I’m sure I’m not the only one around Ann Arbor who felt, well, empty during this holiday season, watching teams like East Carolina, Middle Tennessee State and Idaho (Seriously, Idaho?) play in fluffy bowl games while Michigan couldn’t even muster a spot in the Little Caesar’s Pizza, Pizza Bowl.

Without a direct vested interest for the second consecutive bowl season (rooting against The Vest doesn't count), the games felt a little stale, boring and unnecessary. Don’t get me wrong, I watched almost every one, but you know what I mean.

I didn’t even have much hope for the whole “rooting for the Big Ten” route, as the conference gave me almost no hope of remote competitiveness after finishing 1-6 in postseason play last year, a record so bad you’d almost think the Big Ten was intentionally trying to embarrass itself.

But then Wisconsin dominated Miami (Fla.) in a game that was much more lopsided than its 20-14 score would lead you to believe. Then, Northwestern narrowly fell to Auburn in overtime in the Outback Bowl, despite five ridiculous interceptions from quarterback Mike Kafka, including two at the goal line, and a kicker who seemingly did not understand the ultimate goal of placekicking.

The Outback Bowl’s sideline reporter said Northwestern coach Pat Fitzgerald told his team in the fourth quarter that “We’re still in this, even though we’re playing with 10 men on offense — our QB is playing for the other team!” and the Wildcats still almost pulled it out.

Then, Penn State beat LSU in the trenches. And That Team Which Shall Remain Nameless claimed the conference’s first Rose Bowl Championship since the 1999-2000 season. (A fact which still boggles my mind, seeing as how the Big Ten helped create the "Grand Daddy Of Them All").

And Iowa won the Orange Bowl 24-14 last night. Georgia Tech’s spread-triple-option-type offense is incredibly hard to scout against (just ask Clemson), and the Hawkeyes should get major, major props for its pregame preparation.

Wait — the lowly Big Ten playing well in the BCS — the same conference which hadn’t won on the nation’s big stage since the 2004-05 season? Wow.

But the most impressive performance may have been in a losing effort — Michigan State and its Big Ten worst pass defense (sans starting cornerback Chris L. Rucker and a slew of frat-boy-pounding players after being suspended for an on-campus brawl) lost a heartbreaker to pass-happy Texas Tech, a game which I had written off as an inevitable blowout, with or without coach Mike Leach.

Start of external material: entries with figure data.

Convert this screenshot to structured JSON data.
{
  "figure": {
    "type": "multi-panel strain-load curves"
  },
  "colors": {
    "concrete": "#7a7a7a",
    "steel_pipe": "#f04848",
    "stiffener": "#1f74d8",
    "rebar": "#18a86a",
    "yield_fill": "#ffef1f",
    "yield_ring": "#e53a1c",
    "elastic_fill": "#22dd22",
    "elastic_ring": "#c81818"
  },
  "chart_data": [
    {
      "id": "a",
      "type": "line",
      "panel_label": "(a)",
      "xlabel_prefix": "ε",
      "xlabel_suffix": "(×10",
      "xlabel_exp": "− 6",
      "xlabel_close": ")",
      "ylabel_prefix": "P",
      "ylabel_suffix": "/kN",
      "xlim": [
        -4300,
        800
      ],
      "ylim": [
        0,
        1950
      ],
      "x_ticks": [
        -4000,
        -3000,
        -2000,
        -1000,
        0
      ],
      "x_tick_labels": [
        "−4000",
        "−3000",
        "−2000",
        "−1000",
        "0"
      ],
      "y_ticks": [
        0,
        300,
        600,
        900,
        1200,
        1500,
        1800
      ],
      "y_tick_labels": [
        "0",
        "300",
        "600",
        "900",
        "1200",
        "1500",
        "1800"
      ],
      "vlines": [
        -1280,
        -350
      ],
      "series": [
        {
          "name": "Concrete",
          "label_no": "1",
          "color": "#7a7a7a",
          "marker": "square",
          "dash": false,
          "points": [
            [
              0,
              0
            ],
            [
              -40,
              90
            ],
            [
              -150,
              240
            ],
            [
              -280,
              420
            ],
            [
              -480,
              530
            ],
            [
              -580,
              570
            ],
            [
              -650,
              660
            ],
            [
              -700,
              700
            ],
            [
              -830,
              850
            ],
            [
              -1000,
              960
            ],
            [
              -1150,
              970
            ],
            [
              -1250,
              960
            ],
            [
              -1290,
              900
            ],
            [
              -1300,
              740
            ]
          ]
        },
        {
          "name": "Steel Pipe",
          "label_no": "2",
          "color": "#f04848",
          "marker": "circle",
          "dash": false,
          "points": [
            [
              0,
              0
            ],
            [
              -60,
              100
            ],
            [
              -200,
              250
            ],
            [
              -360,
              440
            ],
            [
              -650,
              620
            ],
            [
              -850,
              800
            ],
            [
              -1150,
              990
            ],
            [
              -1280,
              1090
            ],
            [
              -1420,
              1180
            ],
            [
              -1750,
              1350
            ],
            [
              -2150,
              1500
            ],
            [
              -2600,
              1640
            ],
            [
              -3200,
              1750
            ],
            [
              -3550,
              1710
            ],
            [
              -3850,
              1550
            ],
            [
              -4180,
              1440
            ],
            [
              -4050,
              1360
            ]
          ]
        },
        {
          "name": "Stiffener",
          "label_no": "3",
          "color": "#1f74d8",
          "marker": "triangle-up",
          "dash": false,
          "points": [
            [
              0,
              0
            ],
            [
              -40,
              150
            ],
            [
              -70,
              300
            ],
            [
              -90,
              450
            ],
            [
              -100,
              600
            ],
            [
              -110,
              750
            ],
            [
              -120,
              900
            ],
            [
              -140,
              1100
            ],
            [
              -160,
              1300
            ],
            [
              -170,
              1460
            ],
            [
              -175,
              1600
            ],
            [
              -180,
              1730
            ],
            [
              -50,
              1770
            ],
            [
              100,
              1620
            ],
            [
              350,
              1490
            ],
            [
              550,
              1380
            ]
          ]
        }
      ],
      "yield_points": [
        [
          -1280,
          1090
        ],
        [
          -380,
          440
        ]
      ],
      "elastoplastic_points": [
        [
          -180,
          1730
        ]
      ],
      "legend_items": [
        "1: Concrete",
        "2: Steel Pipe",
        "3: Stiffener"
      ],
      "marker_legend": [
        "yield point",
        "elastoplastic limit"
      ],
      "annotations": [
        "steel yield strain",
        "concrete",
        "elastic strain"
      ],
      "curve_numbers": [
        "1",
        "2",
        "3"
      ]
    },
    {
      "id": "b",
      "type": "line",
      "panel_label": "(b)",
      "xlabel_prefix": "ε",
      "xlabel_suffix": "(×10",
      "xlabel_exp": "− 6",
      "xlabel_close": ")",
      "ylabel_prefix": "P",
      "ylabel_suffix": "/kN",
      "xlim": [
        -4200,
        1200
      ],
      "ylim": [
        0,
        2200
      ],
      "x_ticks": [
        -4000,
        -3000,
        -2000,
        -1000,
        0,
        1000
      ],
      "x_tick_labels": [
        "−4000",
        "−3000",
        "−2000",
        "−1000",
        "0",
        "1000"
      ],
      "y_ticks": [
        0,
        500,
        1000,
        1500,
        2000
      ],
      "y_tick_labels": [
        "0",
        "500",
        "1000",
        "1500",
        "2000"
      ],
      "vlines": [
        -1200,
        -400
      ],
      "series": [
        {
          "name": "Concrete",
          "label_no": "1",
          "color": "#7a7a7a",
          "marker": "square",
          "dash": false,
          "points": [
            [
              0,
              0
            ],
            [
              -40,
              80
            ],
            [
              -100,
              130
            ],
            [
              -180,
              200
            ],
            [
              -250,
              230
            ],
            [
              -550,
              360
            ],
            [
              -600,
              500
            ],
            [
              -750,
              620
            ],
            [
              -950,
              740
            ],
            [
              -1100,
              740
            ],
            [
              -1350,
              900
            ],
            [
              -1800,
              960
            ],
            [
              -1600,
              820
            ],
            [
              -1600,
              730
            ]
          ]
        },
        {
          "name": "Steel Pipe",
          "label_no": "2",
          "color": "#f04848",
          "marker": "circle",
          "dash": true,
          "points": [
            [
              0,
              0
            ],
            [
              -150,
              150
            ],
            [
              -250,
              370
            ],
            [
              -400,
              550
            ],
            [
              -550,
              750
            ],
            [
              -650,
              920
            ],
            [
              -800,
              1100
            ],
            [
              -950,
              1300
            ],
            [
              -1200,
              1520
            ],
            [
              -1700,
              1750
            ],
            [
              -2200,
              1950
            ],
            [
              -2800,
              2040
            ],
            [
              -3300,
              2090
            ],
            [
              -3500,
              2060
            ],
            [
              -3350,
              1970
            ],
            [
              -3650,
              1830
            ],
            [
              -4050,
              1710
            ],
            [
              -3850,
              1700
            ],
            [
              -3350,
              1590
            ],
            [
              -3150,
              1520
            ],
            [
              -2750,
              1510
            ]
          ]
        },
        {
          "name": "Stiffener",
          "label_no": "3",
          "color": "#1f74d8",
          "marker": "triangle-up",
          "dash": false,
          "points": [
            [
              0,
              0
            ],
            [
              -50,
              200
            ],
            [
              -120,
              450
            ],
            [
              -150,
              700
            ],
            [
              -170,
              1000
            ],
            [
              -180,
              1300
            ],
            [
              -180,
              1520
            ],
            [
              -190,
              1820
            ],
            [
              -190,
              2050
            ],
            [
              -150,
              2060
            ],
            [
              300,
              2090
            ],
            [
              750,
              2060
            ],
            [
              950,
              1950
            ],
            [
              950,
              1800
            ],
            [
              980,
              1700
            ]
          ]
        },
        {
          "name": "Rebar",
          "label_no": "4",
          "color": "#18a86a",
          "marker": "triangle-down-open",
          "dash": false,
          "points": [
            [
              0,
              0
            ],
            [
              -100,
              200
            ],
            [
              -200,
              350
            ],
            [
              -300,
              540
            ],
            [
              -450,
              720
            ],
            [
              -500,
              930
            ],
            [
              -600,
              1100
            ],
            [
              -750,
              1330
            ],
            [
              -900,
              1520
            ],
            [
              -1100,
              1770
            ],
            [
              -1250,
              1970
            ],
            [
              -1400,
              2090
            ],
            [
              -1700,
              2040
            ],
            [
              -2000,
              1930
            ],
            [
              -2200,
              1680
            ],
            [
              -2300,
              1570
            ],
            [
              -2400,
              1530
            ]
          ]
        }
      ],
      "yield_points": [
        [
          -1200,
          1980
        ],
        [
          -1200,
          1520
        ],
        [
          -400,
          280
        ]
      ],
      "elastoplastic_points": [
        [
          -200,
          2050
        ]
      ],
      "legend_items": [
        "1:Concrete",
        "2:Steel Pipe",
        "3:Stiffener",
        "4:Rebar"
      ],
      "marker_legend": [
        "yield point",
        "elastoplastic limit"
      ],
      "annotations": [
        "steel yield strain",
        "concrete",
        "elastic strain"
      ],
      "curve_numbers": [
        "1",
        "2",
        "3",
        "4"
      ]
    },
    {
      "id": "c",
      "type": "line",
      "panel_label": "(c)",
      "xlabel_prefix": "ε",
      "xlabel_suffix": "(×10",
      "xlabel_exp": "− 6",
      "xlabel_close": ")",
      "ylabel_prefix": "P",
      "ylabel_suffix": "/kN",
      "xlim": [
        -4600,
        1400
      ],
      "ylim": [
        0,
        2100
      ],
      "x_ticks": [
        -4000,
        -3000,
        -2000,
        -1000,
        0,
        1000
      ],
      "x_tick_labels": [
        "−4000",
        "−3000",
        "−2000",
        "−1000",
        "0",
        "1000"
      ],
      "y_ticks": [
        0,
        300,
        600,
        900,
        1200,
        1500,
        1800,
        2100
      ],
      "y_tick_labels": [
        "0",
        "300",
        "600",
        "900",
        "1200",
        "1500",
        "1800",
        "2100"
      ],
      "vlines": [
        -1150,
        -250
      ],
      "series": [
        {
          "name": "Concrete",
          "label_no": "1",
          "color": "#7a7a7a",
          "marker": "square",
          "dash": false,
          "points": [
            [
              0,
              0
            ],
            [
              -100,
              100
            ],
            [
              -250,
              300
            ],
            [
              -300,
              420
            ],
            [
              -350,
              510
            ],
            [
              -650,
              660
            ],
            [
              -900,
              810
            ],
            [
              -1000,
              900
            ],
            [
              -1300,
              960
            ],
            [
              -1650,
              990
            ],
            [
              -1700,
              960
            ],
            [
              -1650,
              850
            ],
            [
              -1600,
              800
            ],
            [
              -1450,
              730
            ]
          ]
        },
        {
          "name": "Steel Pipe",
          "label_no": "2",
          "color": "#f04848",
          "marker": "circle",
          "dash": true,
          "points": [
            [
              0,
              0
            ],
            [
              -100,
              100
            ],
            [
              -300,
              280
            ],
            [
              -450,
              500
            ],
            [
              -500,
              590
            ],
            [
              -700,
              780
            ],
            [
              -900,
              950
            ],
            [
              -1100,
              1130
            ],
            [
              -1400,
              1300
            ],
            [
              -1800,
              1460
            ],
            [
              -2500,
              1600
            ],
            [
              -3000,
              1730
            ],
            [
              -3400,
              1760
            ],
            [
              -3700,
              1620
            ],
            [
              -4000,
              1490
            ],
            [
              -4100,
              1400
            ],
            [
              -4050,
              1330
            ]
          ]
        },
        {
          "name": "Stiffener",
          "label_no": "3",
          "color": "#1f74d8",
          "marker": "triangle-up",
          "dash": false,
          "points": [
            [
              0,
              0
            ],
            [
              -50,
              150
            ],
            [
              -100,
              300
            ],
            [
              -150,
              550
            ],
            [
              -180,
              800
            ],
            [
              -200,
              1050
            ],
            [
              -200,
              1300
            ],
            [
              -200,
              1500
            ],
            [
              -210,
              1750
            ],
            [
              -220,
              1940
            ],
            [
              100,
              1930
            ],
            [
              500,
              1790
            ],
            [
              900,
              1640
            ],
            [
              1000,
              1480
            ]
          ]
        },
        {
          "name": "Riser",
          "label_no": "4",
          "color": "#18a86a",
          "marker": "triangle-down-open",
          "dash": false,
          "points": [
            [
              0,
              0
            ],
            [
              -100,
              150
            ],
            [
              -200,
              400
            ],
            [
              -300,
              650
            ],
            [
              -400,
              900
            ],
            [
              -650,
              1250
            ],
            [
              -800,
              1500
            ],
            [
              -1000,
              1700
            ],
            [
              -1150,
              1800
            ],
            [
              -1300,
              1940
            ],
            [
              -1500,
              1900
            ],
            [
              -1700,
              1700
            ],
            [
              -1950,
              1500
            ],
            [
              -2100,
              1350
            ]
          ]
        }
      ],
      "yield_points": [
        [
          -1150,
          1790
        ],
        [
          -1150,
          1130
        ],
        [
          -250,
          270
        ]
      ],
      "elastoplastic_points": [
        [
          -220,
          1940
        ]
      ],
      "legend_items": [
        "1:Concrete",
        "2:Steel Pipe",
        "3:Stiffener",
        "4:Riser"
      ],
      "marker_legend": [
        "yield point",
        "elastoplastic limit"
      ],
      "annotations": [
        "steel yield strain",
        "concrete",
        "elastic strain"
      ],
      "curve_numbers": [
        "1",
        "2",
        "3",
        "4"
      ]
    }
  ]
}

All told, the conference finished 4-3 in bowls, with a terrific showing in the Bowl Championship Series. It doesn’t sound all that spectacular, but it’s somewhat of a remarkable turnaround from a near-disastrous output 12 months ago.

The Big Ten finally — after what seems like a football eternity — has taken back some of the credibility it lost when Southern Cal decided to make idiots out of any Midwesterner who dared travel to Pasadena in January during a depressing eight-year span. And a wholly unexpected 2-0 mark in the BCS should certainly turn the nation’s collective head toward the Great Lakes.

I don’t think anyone saw this kind of collective performance coming (especially ESPN columnist Pat Forde, who predicted a second straight 1-6 record for the Big Ten). So it was a pleasant surprise for Big Ten fans — and it should be, even for the fans of the four teams that missed out on the postseason this time around.

I don’t know if this will have any long-lasting effects, but it’s gotta feel nice for Big Ten commissioner Jim Delany and the rest of the conference to stifle the rest of the nation — at least for one offseason.